Летом 30-го года: «Мы живем все хуже и хуже <…> Эта еда и всякие хвосты у магазинов — самый фантастический, кошмарный сон какого-то наказанного жизнью мечтателя о социалистическом счастье человечества». Осенью того же года: «Если пристально вглядеться в наш социализм, то люди в нем оказываются спаяны чисто внешне, или посредством страха слежки, или страхом голода…»

Когда Горький, вернувшись из-за границы в СССР, предложил Пришвину участвовать в издании нового журнала «Наши достижения» — в дневнике появились эти горькие строчки: «Думаю, что наши достижения состоят главным образом в Гепеу. Это учреждение у нас единственно серьезное и в стихийном движении своем содержит нашу государственность всю, в настоящем, прошлом и будущем. Все остальное болтовня…»

В самые страшные времена террора перо Пришвина документирует психоз, охвативший страну (28 января 1937 года): «Приумолкли дикторы счастья и радости, с утра до ночи дикторы народного гнева вещают по радио: псы, гадюки, подлецы, и даже из Украины было: подлюка Троцкий. У нас на фабрике постановили, чтобы не расстреливать, а четвертовать, и т. п.»

Все происходящее в стране и мире подвергается трезвому безжалостному анализу (30 января 1937 года): «Фейхтвангер пишет о фашизме, а мы все это видим в коммунизме. Общее в том и другом нечто, с точки зрения талантливого еврея, оглупляющее: немцы — пишет он — поглупели. Но ведь и мы поглупели невероятно, и все от тех же причин, которые у фашистов носят название "чистой расы", у нас "класса рабочих"». 22 сентября 1939 года: «Гитлер и большевики одинаково решают вопрос о "человечности" — в этом они близки».

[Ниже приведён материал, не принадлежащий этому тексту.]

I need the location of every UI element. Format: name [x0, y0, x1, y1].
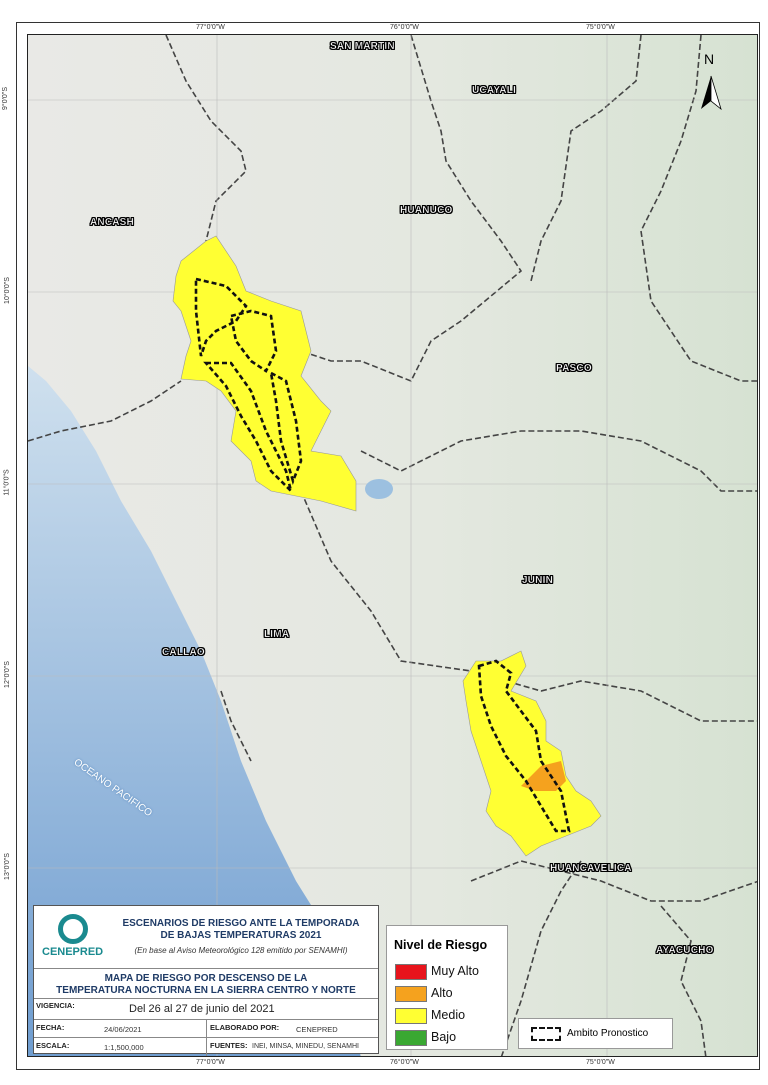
north-arrow-icon: [701, 75, 722, 111]
org-logo-text: CENEPRED: [42, 946, 104, 958]
dept-label: LIMA: [264, 629, 290, 640]
vigencia-label: VIGENCIA:: [36, 1001, 75, 1010]
escala-label: ESCALA:: [36, 1041, 70, 1050]
ambito-label: Ambito Pronostico: [567, 1028, 649, 1039]
fecha-label: FECHA:: [36, 1023, 65, 1032]
fuentes-value: INEI, MINSA, MINEDU, SENAMHI: [252, 1043, 359, 1050]
lat-label: 12°0'0"S: [3, 661, 11, 688]
fecha-value: 24/06/2021: [104, 1025, 142, 1034]
ambito-pronostico: [194, 277, 571, 833]
lon-label: 77°0'0"W: [196, 24, 225, 31]
department-boundaries: [28, 35, 757, 1056]
dept-label: SAN MARTIN: [330, 41, 395, 52]
cenepred-logo-icon: [58, 914, 88, 944]
subtitle: (En base al Aviso Meteorológico 128 emit…: [134, 946, 348, 955]
lon-label: 76°0'0"W: [390, 1059, 419, 1066]
legend-title: Nivel de Riesgo: [394, 938, 488, 952]
graticule: [28, 35, 757, 1056]
legend: Nivel de Riesgo Muy Alto Alto Medio Bajo: [386, 925, 508, 1050]
title-line2: DE BAJAS TEMPERATURAS 2021: [160, 930, 322, 941]
legend-label: Medio: [431, 1008, 466, 1022]
risk-area-medio: [172, 235, 602, 857]
legend-swatch-alto: [395, 986, 427, 1002]
elaborado-value: CENEPRED: [296, 1025, 338, 1034]
dept-label: HUANUCO: [400, 205, 453, 216]
dept-label: AYACUCHO: [656, 945, 714, 956]
map-title-line1: MAPA DE RIESGO POR DESCENSO DE LA: [104, 973, 308, 984]
legend-swatch-bajo: [395, 1030, 427, 1046]
dept-label: HUANCAVELICA: [550, 863, 632, 874]
vigencia-value: Del 26 al 27 de junio del 2021: [129, 1003, 275, 1015]
map-frame: [16, 22, 760, 1070]
map-svg: [28, 35, 757, 1056]
ambito-legend: Ambito Pronostico: [518, 1018, 673, 1049]
dept-label: UCAYALI: [472, 85, 517, 96]
lon-label: 76°0'0"W: [390, 24, 419, 31]
lat-label: 11°0'0"S: [3, 469, 11, 496]
dept-label: CALLAO: [162, 647, 205, 658]
lat-label: 9°0'0"S: [1, 87, 9, 110]
lon-label: 75°0'0"W: [586, 24, 615, 31]
escala-value: 1:1,500,000: [104, 1043, 144, 1052]
legend-label: Bajo: [431, 1030, 457, 1044]
legend-label: Alto: [431, 986, 453, 1000]
info-panel: CENEPRED ESCENARIOS DE RIESGO ANTE LA TE…: [33, 905, 379, 1056]
title-line1: ESCENARIOS DE RIESGO ANTE LA TEMPORADA: [122, 918, 360, 929]
ocean: [28, 366, 361, 1056]
ambito-swatch: [531, 1027, 561, 1041]
north-label: N: [704, 51, 715, 67]
lat-label: 10°0'0"S: [3, 277, 11, 304]
legend-swatch-medio: [395, 1008, 427, 1024]
legend-label: Muy Alto: [431, 964, 479, 978]
fuentes-label: FUENTES:: [210, 1041, 248, 1050]
lake: [365, 479, 393, 499]
dept-label: JUNIN: [522, 575, 554, 586]
map-title-line2: TEMPERATURA NOCTURNA EN LA SIERRA CENTRO…: [56, 985, 356, 996]
lat-label: 13°0'0"S: [3, 853, 11, 880]
map-canvas[interactable]: N SAN MARTIN UCAYALI ANCASH HUANUCO PASC…: [27, 34, 758, 1057]
legend-swatch-muy-alto: [395, 964, 427, 980]
lon-label: 75°0'0"W: [586, 1059, 615, 1066]
dept-label: ANCASH: [90, 217, 134, 228]
elaborado-label: ELABORADO POR:: [210, 1023, 280, 1032]
lon-label: 77°0'0"W: [196, 1059, 225, 1066]
dept-label: PASCO: [556, 363, 592, 374]
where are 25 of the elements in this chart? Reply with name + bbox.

Вся страна пронизана страхом. В годы массовых репрессий сам дневник сжимается, строчки скукоживаются, записи можно прочесть только с лупой. «Берут одного за другим, и не знаешь, и никто не может узнать, куда его девают. Как будто на тот свет уходят. И чем больше уводят, чем неуверенней жизнь остающихся, тем больше хочется жить, несмотря ни на что!».

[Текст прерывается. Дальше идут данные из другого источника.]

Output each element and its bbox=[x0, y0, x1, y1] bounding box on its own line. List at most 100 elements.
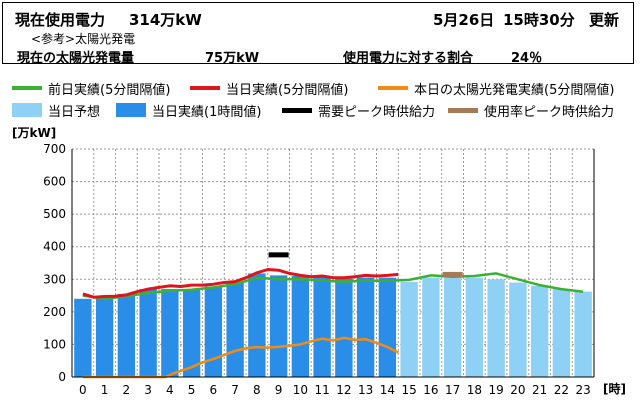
x-axis-label: [時] bbox=[603, 381, 626, 396]
legend-item-usage-peak: 使用率ピーク時供給力 bbox=[448, 100, 614, 120]
bar bbox=[269, 275, 288, 377]
bar bbox=[117, 293, 136, 377]
legend-label: 前日実績(5分間隔値) bbox=[48, 82, 171, 98]
legend-label: 当日実績(5分間隔値) bbox=[226, 82, 349, 98]
x-tick-label: 19 bbox=[488, 383, 503, 397]
y-tick-label: 200 bbox=[43, 305, 66, 319]
x-tick-label: 0 bbox=[79, 383, 87, 397]
x-tick-label: 23 bbox=[575, 383, 590, 397]
current-usage-value: 314万kW bbox=[129, 11, 202, 29]
legend-swatch bbox=[12, 86, 42, 90]
bar bbox=[378, 277, 397, 377]
legend-swatch bbox=[282, 107, 312, 113]
solar-reference-label: <参考>太陽光発電 bbox=[31, 32, 136, 46]
solar-ratio-value: 24％ bbox=[511, 51, 543, 66]
x-tick-label: 7 bbox=[231, 383, 239, 397]
bar bbox=[487, 279, 505, 377]
bar bbox=[509, 282, 527, 377]
legend-label: 使用率ピーク時供給力 bbox=[484, 104, 615, 120]
x-tick-label: 22 bbox=[554, 383, 569, 397]
legend-swatch bbox=[12, 103, 42, 117]
y-tick-label: 0 bbox=[58, 370, 66, 384]
x-tick-label: 12 bbox=[336, 383, 351, 397]
bar bbox=[465, 277, 484, 377]
y-tick-label: 100 bbox=[43, 337, 66, 351]
x-tick-label: 3 bbox=[144, 383, 152, 397]
solar-output-value: 75万kW bbox=[205, 51, 260, 66]
legend-swatch bbox=[448, 107, 478, 113]
peak-marker bbox=[268, 252, 289, 258]
series-lines bbox=[82, 268, 584, 379]
current-usage-label: 現在使用電力 bbox=[15, 11, 106, 29]
legend-swatch bbox=[190, 86, 220, 90]
x-tick-label: 5 bbox=[188, 383, 196, 397]
x-tick-label: 13 bbox=[358, 383, 373, 397]
x-tick-label: 17 bbox=[445, 383, 460, 397]
legend-label: 本日の太陽光発電実績(5分間隔値) bbox=[414, 82, 615, 98]
x-tick-label: 14 bbox=[380, 383, 395, 397]
x-tick-label: 4 bbox=[166, 383, 174, 397]
peak-markers bbox=[268, 252, 463, 277]
series-line bbox=[82, 268, 399, 299]
legend-item-today-hourly: 当日実績(1時間値) bbox=[116, 100, 261, 120]
legend-item-solar: 本日の太陽光発電実績(5分間隔値) bbox=[378, 78, 614, 98]
x-tick-label: 16 bbox=[423, 383, 438, 397]
series-line bbox=[82, 336, 399, 379]
bar bbox=[139, 289, 157, 377]
x-tick-label: 18 bbox=[467, 383, 482, 397]
bar bbox=[335, 278, 353, 377]
bar bbox=[248, 273, 266, 377]
x-tick-label: 1 bbox=[101, 383, 109, 397]
bars bbox=[74, 273, 592, 377]
x-tick-label: 2 bbox=[123, 383, 131, 397]
x-tick-label: 6 bbox=[210, 383, 218, 397]
legend-label: 需要ピーク時供給力 bbox=[318, 104, 436, 120]
legend-item-today-5min: 当日実績(5分間隔値) bbox=[190, 78, 348, 98]
update-time: 15時30分 bbox=[503, 11, 575, 29]
bar bbox=[95, 297, 114, 377]
y-axis-label: [万kW] bbox=[12, 126, 56, 140]
bar bbox=[182, 289, 201, 377]
legend-item-previous-day: 前日実績(5分間隔値) bbox=[12, 78, 170, 98]
x-tick-label: 20 bbox=[510, 383, 525, 397]
x-tick-label: 9 bbox=[275, 383, 283, 397]
y-tick-label: 600 bbox=[43, 175, 66, 189]
chart-legend: 前日実績(5分間隔値) 当日実績(5分間隔値) 本日の太陽光発電実績(5分間隔値… bbox=[0, 78, 640, 122]
y-tick-label: 500 bbox=[43, 207, 66, 221]
bar bbox=[552, 289, 571, 377]
x-tick-label: 11 bbox=[314, 383, 329, 397]
x-tick-label: 15 bbox=[401, 383, 416, 397]
x-tick-label: 21 bbox=[532, 383, 547, 397]
y-tick-label: 300 bbox=[43, 272, 66, 286]
update-date: 5月26日 bbox=[433, 11, 495, 29]
solar-ratio-label: 使用電力に対する割合 bbox=[343, 51, 474, 66]
bar bbox=[422, 277, 440, 377]
y-tick-label: 400 bbox=[43, 240, 66, 254]
legend-swatch bbox=[116, 103, 146, 117]
bar bbox=[204, 286, 223, 377]
bar bbox=[74, 298, 92, 377]
series-line bbox=[82, 272, 584, 301]
bar bbox=[226, 282, 244, 377]
bar bbox=[400, 281, 418, 377]
legend-swatch bbox=[378, 86, 408, 90]
x-tick-label: 8 bbox=[253, 383, 261, 397]
update-label: 更新 bbox=[589, 11, 620, 29]
bar bbox=[443, 276, 462, 377]
bar bbox=[161, 289, 179, 377]
bar bbox=[291, 276, 310, 377]
x-tick-label: 10 bbox=[293, 383, 308, 397]
solar-output-label: 現在の太陽光発電量 bbox=[17, 51, 135, 66]
legend-label: 当日実績(1時間値) bbox=[152, 104, 262, 120]
legend-item-forecast: 当日予想 bbox=[12, 100, 100, 120]
legend-label: 当日予想 bbox=[48, 104, 101, 120]
legend-item-demand-peak: 需要ピーク時供給力 bbox=[282, 100, 435, 120]
peak-marker bbox=[442, 271, 463, 277]
bar bbox=[313, 277, 331, 377]
bar bbox=[530, 285, 549, 377]
bar bbox=[356, 277, 375, 377]
info-panel: 現在使用電力 314万kW 5月26日 15時30分 更新 <参考>太陽光発電 … bbox=[2, 2, 634, 66]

Пришвин всю жизнь увлекался фотографией. Сохранился его снимок семьи Трубецких, живших в те годы, как и писатель, в Сергиевом Посаде. Это были его ближайшие друзья. 30 октября 1937 г. Владимир Сергеевич Трубецкой, с которым Пришвин любил вместе охотиться, был расстрелян. Позже расстреляли его дочь Варвару. Десять лет в лагере провел его сын Григорий; в лагере умерла дочь Александра. Вдова Елизавета Владимировна Трубецкая была арестована в 1943 г. и умерла в Бутырской тюрьме. Круг казненных вокруг Пришвина с каждым годом сжимался.

Вести откровенный дневник в такое время равносильно подписанию себе самому смертного приговора. Да и прежние записи 20-х годов в 30-е уже тянули на «вышку». В 1927 году Пришвин записывает: «Читал "Известия", с большим трудом одолел огромную статью Сталина и не нашёл в ней ничего свободного, бездарен и честен, как чурбан». В 1930 году о Сталине: «Невежественный тупой владыка». О тайном дневнике Пришвина знал только один единственный человек, его любимая. Однажды он сказал своей Ляле об этих тетрадках: «За каждую строчку десять лет расстрела». Ее расстреляли бы вместе с ним. И все-таки он продолжал записывать этот смертный приговор каждый день.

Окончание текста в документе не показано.